People who want to be a fighter type tend to roll Barbarian nowadays. But I have a condition where any time we haven't had a Fighter in a while, I want to make Fighters better.

So here we are. Weapon Mastery. As seen in the Melee Weapon Types section, different kinds of weapons get different kinds of bonuses.
Fighters get those and more, with the bonuses intended to synergise with the base perks.
Having a Fighter that carries one of each weapon around sounds great.

The Choppy upgrade is suspiciously similar to 5e's great weapon thing, from which I took it.
The Smashy upgrade replaces the old "shiver armour on evens" thing. Hammer attack to make the enemy easier for your allies to hit. Combo with the new Backstab to good effect.
The Stabby upgrade means swords are very much the defensive weapon - use an action to Parry and hopefully you'll trigger one or more counterattacks. Amazing for a fully armoured and shielded Fighter.
The Shanky upgrade makes Fighters even more brutal wrestlers, seeing as their attack bonus means they'll win wrestles a lot.
The Whippy upgrade is to do some Indiana Jones shit and trip people up.

The Magic-User

- Altered Spell Interruption to make Chaos Mages more possible
- Made Spell Swap more lenient

Spell Interruption used to mean you could prevent a Spell Collapse with a Save vs Chaos.
Now a Save vs Chaos means you get to see what the Spell Collapse will do first, then choose whether you negate it. A small but significant change.
Shout out again to Aura Twilight's chaos magic table which I can't link enough.

Spell Swap now only has a penalty if you're swapping a higher level spell to a lower one, due to the potential magical leakage. You're forcing a larger amount of energy into a less complex spell and the magic might start leaking in around the sides.
Previously you had a penalty equal to the sum of the spell levels, so this is more lenient.
I want it to be slightly risky to swap a spell, but not so risky that I hear people going "nonono!" to a spell swap like the wizard's about to cast a Summon spell.
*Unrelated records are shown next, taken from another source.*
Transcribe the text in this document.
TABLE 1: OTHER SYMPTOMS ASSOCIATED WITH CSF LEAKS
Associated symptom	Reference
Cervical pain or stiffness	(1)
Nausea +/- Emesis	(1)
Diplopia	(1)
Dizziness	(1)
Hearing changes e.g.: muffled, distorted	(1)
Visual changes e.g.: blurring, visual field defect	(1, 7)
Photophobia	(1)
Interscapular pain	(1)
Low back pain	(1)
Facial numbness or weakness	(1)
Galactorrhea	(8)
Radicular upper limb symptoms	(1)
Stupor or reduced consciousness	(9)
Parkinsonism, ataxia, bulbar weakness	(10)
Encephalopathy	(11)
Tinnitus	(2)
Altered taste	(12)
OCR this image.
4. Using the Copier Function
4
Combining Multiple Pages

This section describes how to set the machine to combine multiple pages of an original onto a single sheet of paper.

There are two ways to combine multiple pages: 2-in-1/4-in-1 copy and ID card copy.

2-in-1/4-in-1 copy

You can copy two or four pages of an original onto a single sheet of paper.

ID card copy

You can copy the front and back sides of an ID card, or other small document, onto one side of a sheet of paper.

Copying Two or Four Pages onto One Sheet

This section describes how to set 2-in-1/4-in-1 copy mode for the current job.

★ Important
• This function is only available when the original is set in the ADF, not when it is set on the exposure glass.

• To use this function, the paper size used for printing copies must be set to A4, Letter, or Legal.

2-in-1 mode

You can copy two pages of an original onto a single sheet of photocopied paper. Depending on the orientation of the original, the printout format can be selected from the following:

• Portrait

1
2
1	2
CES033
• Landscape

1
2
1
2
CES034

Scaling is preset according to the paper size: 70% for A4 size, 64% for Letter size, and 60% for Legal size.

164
These Spell Swap rules carry over to other casters.


The Extras

- Added this class

My Extras class is so similar to Manola's original Extras class that it's not worth a class blog post.
The only minor difference is that the "Magic for the Masses" rule applies to all items.
If you've got less than 10 of an item, it can be used once per scene and each takes up a separate Encumbrance slot.
If you've got 10 of an item, it can be used every round and all 10 items take up a single Encumbrance slot.

Two bows means you can fire arrows twice per scene.
Ten bows means you can fire arrows every round.

Two suits of chain armour means you can get Chain AC twice a scene.
Ten suits of chain armour means you have Chain AC at all times.

It's very strange and meta, but that's the Extras in a nutshell!

The Inheritor

- Added this class

Recently detailed in the Inheritor class post.
Eat monsters to steal their abilities and use them against your foes.
Enough of a niche that it doesn't step on other class's toes, and the game's first Inheritor so far has ended up being really interesting!

So that's that. A whole lot of incremental changes that I hopefully won't have a need to fiddle with for a while. Enjoy!